Citigroup, the banking company with over $1.7 trillion dollars in assets, really likes to say “Thank you.” Citigroup’s rewards system is called “Citi Thank You,” and Citigroup is the owner of www.thankyou.com. Because of its frequent use of the words “thank you,” the company has registered the “THANKYOU” trademark.
The trouble is, AT&T launched a promotion for a rewards program connecting its cell service with a Citigroup-backed credit card, called “AT&T Thanks.” Citigroup is suing AT&T, claiming that it has domain over that use of “Thanking.” Because “thank you” is such a common phrase, Citi only has exclusive rights to its usage in very particular contexts. (Unless the reason they’re so wealthy is because they do get a nickel every time someone says thank you!?) Now, AT&T is attempting to trademark “AT&T THANKS.” In this lawsuit, Citigroup is claiming that AT&T’s marketing campaign is “confusingly similar to Citigroup’s ‘THANKYOU Marks,'” and Citigroup is attempting to block AT&T’s trademark.
Take a look at the two programs yourself: the Citigroup Thank You program has scores of gift-cards, vacations, and gadgets you can buy with points awarded through your citi card.

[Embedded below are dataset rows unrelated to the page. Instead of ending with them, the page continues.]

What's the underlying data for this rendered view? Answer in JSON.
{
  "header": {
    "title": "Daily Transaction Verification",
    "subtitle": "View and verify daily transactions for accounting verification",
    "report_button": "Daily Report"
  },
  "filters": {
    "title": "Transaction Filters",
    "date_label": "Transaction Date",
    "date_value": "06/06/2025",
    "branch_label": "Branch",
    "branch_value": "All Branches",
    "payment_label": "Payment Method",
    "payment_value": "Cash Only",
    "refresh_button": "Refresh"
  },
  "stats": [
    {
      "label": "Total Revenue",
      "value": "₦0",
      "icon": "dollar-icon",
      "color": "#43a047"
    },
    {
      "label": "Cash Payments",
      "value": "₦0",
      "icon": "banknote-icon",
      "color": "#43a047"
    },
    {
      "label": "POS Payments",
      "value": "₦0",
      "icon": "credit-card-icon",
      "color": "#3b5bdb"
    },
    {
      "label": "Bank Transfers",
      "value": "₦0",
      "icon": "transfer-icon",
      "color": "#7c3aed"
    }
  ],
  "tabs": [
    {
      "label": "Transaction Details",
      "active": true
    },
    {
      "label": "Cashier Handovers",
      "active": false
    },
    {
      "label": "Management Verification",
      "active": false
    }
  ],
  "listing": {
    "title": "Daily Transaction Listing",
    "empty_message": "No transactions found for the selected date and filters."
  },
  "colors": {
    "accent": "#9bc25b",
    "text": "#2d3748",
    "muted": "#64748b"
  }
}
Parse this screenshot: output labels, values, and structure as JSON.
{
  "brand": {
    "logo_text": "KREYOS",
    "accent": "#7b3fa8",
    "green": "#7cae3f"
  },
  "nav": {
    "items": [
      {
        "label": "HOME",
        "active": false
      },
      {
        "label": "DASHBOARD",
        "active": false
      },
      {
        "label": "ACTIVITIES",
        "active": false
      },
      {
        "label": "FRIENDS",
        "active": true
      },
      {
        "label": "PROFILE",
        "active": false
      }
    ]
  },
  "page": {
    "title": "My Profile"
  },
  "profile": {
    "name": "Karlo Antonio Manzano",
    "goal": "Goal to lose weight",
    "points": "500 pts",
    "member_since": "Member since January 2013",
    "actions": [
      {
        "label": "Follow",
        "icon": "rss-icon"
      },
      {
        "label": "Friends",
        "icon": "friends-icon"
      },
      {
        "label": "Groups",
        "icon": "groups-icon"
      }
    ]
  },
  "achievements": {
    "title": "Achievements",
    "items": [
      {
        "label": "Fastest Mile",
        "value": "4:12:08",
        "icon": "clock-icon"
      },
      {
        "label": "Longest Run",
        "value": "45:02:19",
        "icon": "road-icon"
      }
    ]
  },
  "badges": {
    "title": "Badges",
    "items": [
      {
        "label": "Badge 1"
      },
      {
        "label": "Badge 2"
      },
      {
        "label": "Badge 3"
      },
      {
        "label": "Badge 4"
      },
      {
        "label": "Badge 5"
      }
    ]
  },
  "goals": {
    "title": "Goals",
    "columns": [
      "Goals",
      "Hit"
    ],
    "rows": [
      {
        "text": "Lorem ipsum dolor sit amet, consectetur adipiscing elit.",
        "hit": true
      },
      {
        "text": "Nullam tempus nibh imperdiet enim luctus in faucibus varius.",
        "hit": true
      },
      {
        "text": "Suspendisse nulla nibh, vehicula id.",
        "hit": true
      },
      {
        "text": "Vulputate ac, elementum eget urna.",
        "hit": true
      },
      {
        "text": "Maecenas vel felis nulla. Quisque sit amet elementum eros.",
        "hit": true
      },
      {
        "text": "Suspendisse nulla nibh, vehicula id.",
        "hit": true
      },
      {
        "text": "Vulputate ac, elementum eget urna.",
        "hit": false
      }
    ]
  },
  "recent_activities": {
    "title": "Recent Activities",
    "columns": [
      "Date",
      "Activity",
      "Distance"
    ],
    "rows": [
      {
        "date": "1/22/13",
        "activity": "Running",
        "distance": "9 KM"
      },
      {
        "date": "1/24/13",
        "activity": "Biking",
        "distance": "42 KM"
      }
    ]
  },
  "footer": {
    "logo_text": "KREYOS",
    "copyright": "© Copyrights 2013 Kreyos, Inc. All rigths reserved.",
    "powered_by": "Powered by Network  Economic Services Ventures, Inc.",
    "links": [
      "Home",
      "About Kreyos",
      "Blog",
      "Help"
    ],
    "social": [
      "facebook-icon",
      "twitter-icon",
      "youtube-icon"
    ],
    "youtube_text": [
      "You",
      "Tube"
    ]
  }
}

The AT&T “Thanks” promotion includes offers like “buy one get one free” movie ticket ‘twosdays,’ along with pre-sale access for LiveNation and exclusive TV content.
If AT&T can prove that it’s unlikely consumers will be confused between the two programs, then it will be able to keep its own usage of “THANKS.” If Citigroup shows that the trademark is being used unfairly, its claim to the words “THANK YOU” is bolstered in other related services. The hearing date has not yet been set in this case, so if you’re waiting to hear what happens, I can only THANK YOU for your patience. And there’s no word yet on whether Alanis Morissette has been served a cease and desist letter from Citigroup.